For Staying at Home and Commuting
“Having experienced living in halls, I don’t feel like I’m missing out on anything since moving home. If anything, I much prefer it. There’s bound to be at least one person in your flat who just don’t get on with (for me there was four of them… hell on earth, basically.) At home you’re not likely to experience that – I’ve found that as long as I pull my weight with cooking and cleaning, living with my family is fine. And as for the whole ‘experience’, living at home does not mean you miss out on that. Yes, it’s a totally different experience, but a better one! I have more than enough money to buy things as and when I like, go out for food and drinks as often as I want to, and most importantly, this year I have saved enough money by staying at home to travel to Thailand, Amsterdam, Dublin and Croatia – lucky or what!” – Molly from The Beauty Room.
“I think it really helps to get on with your family, which I always have done. I really feel I got the best of both worlds; I still managed to go out and hang out with friends, and live that side of the student lifestyle, yet had that extra support and ease of living at home. I lived about 30-40 minutes from University so it was quite easy to commute by bus every day, and we were in every day. Often when deadlines came around, I’d have to stay up late into the evening or all night in order to get projects completed.
The other great thing is that I saved quite a bit of money from my student loan. I didn’t get as large a student loan as my friends, due to the fact that I was living at home, and I paid my tuition fees out of it, as well as my books and materials I needed, but still somehow had extra left over, and I saved it up. I was able to use this to start my own business. I set up my own menswear label RUN&FELL after graduating. Since then, I’ve also launched a new label for women, Lawrenson.” – Naomi from NaomiJackson.com.

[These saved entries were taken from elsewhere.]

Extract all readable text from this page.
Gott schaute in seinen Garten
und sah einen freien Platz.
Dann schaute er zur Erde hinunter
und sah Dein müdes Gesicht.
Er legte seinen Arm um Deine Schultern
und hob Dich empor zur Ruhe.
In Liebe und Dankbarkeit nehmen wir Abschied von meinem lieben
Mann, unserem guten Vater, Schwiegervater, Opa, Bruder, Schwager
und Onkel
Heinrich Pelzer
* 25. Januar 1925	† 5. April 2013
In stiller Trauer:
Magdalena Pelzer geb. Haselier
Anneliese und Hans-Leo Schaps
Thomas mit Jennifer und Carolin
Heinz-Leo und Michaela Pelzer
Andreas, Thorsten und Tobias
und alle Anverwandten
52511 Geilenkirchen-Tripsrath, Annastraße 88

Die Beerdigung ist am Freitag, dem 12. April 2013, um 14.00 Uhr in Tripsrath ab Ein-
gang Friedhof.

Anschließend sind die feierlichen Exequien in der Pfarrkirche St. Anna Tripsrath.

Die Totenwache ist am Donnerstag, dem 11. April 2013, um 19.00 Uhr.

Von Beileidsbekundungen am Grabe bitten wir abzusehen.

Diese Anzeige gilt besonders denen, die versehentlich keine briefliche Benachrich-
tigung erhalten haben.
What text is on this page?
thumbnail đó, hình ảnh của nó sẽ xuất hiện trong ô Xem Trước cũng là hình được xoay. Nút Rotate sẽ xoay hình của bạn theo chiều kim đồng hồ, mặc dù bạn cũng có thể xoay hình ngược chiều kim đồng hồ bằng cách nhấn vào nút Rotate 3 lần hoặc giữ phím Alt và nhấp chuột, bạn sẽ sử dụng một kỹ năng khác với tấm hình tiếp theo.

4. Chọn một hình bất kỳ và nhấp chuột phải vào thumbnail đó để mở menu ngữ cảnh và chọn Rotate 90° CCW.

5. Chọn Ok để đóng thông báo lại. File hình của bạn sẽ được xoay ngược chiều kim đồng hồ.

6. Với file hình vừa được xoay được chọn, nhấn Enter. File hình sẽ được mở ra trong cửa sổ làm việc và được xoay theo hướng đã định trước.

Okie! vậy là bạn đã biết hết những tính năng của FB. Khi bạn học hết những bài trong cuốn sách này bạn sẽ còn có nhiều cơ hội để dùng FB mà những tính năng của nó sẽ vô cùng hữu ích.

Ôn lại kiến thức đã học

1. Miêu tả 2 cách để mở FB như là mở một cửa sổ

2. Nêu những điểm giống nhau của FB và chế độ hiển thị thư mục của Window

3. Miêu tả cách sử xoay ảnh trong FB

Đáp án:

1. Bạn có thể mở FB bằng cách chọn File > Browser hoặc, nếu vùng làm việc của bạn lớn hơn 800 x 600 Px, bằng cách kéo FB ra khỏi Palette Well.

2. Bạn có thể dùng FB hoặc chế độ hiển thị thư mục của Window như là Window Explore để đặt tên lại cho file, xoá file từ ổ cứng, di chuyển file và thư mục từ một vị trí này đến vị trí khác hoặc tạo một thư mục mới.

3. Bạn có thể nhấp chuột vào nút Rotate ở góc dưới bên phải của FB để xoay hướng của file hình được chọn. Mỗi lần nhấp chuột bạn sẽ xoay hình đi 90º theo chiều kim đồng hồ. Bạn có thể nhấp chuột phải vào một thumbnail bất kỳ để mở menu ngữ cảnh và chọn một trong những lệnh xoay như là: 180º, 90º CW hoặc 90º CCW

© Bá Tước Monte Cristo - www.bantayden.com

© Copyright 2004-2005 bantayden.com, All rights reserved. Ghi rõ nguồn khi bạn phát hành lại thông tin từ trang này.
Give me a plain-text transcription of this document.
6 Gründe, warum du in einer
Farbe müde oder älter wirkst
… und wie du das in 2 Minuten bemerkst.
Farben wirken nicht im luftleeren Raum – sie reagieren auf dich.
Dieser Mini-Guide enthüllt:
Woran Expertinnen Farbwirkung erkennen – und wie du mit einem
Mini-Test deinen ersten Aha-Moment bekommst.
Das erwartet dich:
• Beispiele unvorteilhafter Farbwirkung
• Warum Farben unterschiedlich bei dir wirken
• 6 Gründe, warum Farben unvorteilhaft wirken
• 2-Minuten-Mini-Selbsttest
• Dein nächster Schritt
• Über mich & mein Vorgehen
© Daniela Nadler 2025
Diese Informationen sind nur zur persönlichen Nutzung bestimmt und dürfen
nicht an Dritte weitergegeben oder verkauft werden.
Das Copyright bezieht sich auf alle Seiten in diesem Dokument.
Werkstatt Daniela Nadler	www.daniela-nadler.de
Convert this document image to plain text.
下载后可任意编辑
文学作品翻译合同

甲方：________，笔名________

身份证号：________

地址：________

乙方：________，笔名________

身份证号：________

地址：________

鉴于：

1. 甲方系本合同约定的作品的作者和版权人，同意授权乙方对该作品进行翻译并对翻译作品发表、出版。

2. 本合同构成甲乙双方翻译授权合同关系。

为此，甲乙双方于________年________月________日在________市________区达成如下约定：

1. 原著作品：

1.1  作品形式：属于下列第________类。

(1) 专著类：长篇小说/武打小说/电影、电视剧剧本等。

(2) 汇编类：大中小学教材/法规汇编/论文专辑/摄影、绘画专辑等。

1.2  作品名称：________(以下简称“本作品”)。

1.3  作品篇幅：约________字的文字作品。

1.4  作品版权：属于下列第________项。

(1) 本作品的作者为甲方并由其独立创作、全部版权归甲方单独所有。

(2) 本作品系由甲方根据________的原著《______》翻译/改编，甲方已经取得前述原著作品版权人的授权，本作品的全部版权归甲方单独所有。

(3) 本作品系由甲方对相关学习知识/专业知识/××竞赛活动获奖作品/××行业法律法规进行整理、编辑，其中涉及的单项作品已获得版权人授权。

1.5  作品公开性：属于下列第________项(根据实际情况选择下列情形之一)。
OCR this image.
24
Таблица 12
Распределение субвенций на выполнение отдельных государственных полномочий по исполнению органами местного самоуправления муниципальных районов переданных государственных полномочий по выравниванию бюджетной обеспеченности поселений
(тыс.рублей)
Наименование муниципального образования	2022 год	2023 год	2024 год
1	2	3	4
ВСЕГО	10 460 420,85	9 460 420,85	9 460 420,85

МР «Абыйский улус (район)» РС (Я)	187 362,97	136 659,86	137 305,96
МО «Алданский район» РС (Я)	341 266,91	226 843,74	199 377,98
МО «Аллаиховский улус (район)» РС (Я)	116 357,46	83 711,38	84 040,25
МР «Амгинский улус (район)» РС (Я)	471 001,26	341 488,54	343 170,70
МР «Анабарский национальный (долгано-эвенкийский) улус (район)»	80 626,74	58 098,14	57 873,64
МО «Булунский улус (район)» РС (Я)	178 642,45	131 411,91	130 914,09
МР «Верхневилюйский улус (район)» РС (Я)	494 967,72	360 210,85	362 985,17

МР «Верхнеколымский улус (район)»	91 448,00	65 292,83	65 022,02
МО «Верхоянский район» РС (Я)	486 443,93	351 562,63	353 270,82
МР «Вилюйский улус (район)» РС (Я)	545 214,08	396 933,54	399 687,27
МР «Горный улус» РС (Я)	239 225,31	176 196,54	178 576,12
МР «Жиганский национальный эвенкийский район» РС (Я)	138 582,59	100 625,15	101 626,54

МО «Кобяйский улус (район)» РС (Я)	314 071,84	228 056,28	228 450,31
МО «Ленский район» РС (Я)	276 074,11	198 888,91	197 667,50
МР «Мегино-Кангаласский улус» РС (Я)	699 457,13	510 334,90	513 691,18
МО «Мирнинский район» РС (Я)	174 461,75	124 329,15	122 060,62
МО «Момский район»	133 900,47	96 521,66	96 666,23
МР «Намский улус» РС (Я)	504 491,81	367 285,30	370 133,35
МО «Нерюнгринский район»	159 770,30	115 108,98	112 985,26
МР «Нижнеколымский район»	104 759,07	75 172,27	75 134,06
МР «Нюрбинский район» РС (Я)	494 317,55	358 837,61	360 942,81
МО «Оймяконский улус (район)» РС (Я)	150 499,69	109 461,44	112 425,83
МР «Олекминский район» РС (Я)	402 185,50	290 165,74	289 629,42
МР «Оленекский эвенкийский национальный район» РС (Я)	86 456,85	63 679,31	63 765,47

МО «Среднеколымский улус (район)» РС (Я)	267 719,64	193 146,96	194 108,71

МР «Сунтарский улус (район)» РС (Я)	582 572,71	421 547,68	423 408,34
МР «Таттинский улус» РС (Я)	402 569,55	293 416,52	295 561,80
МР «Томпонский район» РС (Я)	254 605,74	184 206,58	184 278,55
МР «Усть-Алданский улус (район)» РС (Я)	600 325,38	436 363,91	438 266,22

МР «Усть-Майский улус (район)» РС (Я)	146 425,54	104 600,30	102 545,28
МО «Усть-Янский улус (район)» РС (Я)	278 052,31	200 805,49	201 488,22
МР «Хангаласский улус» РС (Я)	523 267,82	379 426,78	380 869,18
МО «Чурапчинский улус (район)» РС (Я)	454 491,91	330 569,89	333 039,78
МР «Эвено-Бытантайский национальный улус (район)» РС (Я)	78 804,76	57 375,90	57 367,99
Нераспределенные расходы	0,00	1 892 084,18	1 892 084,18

“I always knew I wanted to do a Masters but I wanted to make sure it was relevant to my chosen career. As such I worked for four years before delving back into education again. At that point I had to make the tough decision of whether to get a loan and go back to the fun of learning full time or to try and juggle full-time work, a mortgage and study. Eventually I made the decision to study for a part-time Masters at Kingston University. My choice was based on the fact that I couldn’t risk losing the flat I had just slaved to buy or the career I’d recently seen blossoming. Working full-time and studying at Masters level was one of the hardest things I think I have ever done but it also bought the most reward. I almost doubled my salary in that time, finished the course with distinction and my thesis was selected for academic publication. I think in many ways not being in that insanely fun university-life bubble meant I kept focus on the real reason for the qualification and excelled all my own expectations for my end-goal.” – Laura from LuckyPretty.
I hope this helps you decide! If you’re at uni or have been before, what did you do and would you recommend it?
If you’re off to uni this September, will you be moving out or staying home? If you’re undecided, feel free to ask any questions and I’ll give you the best answers I can!